Indonesian government takes on mining giant
The world waits with baited breath as Indonesian authorities challenge a megacorp's mining practices in a legal first
A case has been brought against the world’s largest gold mining company, Newmont Mining Company who is accused of polluting Buyat Bay, near Manado, due to its tailings disposal process. It is alleged that prior to the closure of the mine in 2004, millions of tons of mercury and arsenic-based pollutants were dumped in the bay, causing rapid decline in fish stocks and affecting the health of residents in nearby villages. While Newmont denies the charges, claiming that the waste they dumped in the bay remained at the bottom of the sea and did not enter the ecosystem, villagers claim they suffered skin diseases and other illnesses as a result of coming into contact with the pollutants.

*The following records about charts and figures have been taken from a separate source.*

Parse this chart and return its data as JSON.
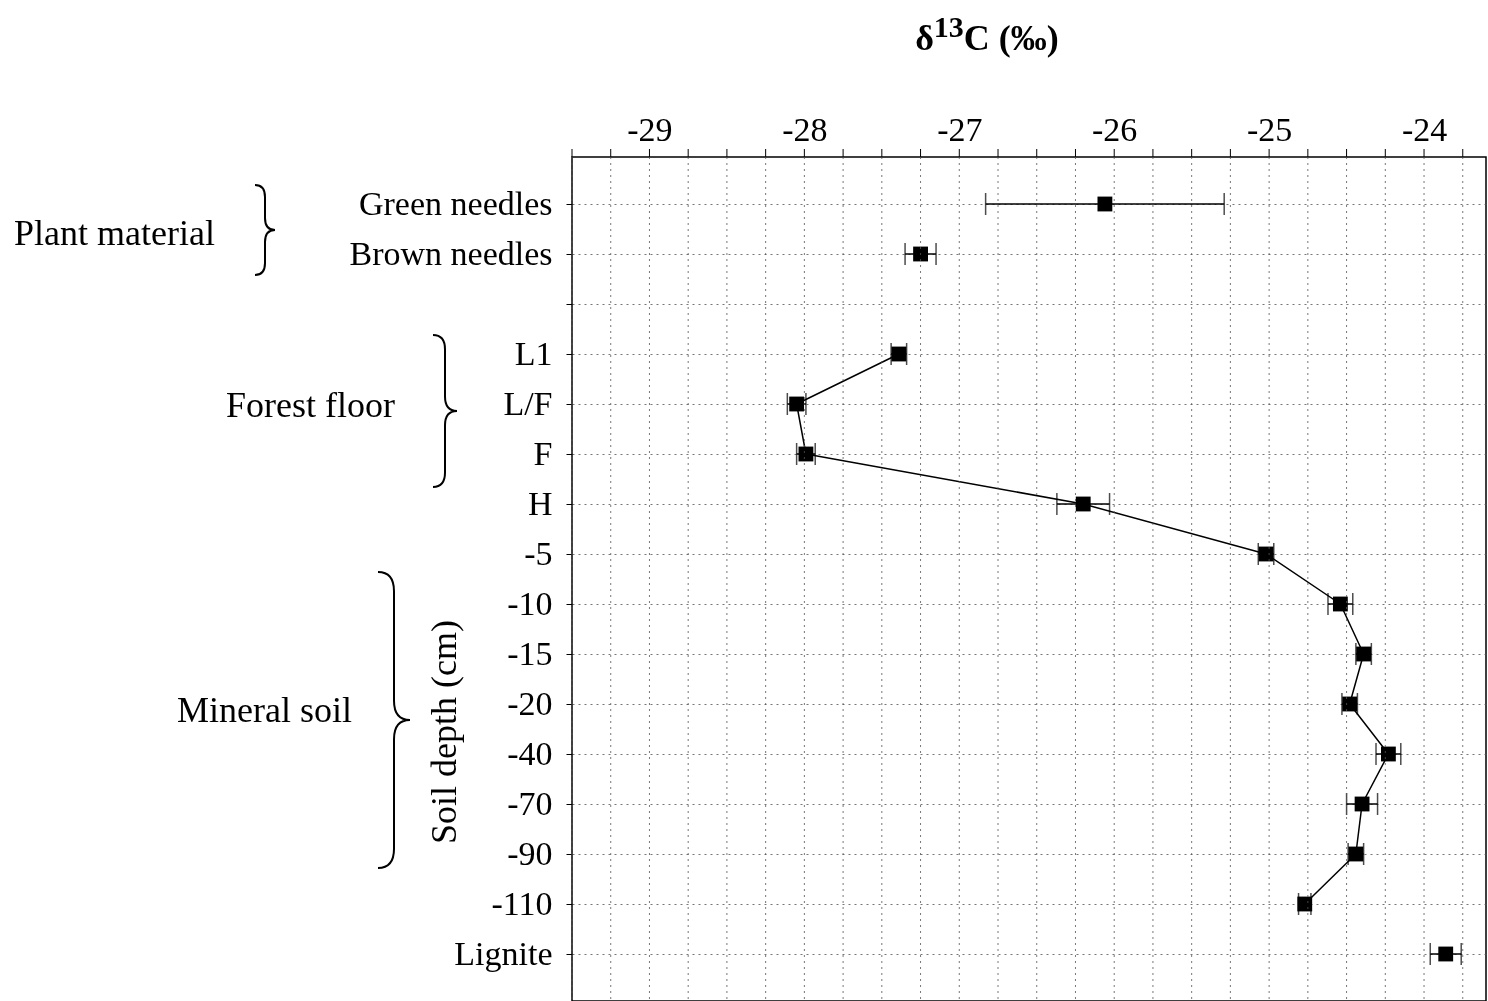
{
  "chart_data": {
    "type": "line",
    "orientation": "horizontal",
    "xlabel": "δ$^{13}$C (‰)",
    "categories": [
      "Green needles",
      "Brown needles",
      null,
      "L1",
      "L/F",
      "F",
      "H",
      "-5",
      "-10",
      "-15",
      "-20",
      "-40",
      "-70",
      "-90",
      "-110",
      "Lignite"
    ],
    "series": [
      {
        "type": "scatter",
        "color": "#000000",
        "values": [
          -26.06,
          -27.25,
          null,
          null,
          null,
          null,
          null,
          null,
          null,
          null,
          null,
          null,
          null,
          null,
          null,
          -23.86
        ],
        "errors": [
          0.77,
          0.1,
          null,
          null,
          null,
          null,
          null,
          null,
          null,
          null,
          null,
          null,
          null,
          null,
          null,
          0.1
        ]
      },
      {
        "type": "line",
        "color": "#000000",
        "values": [
          null,
          null,
          null,
          -27.39,
          -28.05,
          -27.99,
          -26.2,
          -25.02,
          -24.54,
          -24.39,
          -24.48,
          -24.23,
          -24.4,
          -24.44,
          -24.77,
          null
        ],
        "errors": [
          null,
          null,
          null,
          0.05,
          0.06,
          0.06,
          0.17,
          0.05,
          0.08,
          0.05,
          0.05,
          0.08,
          0.1,
          0.05,
          0.04,
          null
        ]
      }
    ],
    "xlim": [
      -29.5,
      -23.6
    ],
    "xticks": [
      {
        "value": -29.5,
        "label": null
      },
      {
        "value": -29.25,
        "label": null
      },
      -29,
      {
        "value": -28.75,
        "label": null
      },
      {
        "value": -28.5,
        "label": null
      },
      {
        "value": -28.25,
        "label": null
      },
      -28,
      {
        "value": -27.75,
        "label": null
      },
      {
        "value": -27.5,
        "label": null
      },
      {
        "value": -27.25,
        "label": null
      },
      -27,
      {
        "value": -26.75,
        "label": null
      },
      {
        "value": -26.5,
        "label": null
      },
      {
        "value": -26.25,
        "label": null
      },
      -26,
      {
        "value": -25.75,
        "label": null
      },
      {
        "value": -25.5,
        "label": null
      },
      {
        "value": -25.25,
        "label": null
      },
      -25,
      {
        "value": -24.75,
        "label": null
      },
      {
        "value": -24.5,
        "label": null
      },
      {
        "value": -24.25,
        "label": null
      },
      -24,
      {
        "value": -23.75,
        "label": null
      }
    ],
    "grid": true,
    "marker": "square",
    "line_style": "solid",
    "annotations": [
      "Plant material",
      "Forest floor",
      "Mineral soil",
      "Soil depth (cm)"
    ]
  }
}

The case has developed interest world-wide as if the Indonesian court makes a finding against the multi-national this will be the first time the Indonesian government has punished such an entity for polluting the environment. Newmont’s boss, whose duty it was to supervise, control and order employees of the company to comply with the company’s regulations and Indonesian law, may face imprisonment, while the company could face a hefty fine. However, according to a World Health Organisation (WHO) study, the Bay waters were found to be unpolluted and the company blame poor hygiene, diet and environmentally damaging practices by other gold miners in the area for the ill-health of residents of nearby villages. While environmental organisations have been lobbying hard against the company for years, the outcome in this case will come down to the decision of five judges in the Indonesian court. Newmont has already sought to have the case dismissed, claiming that the police investigation was flawed.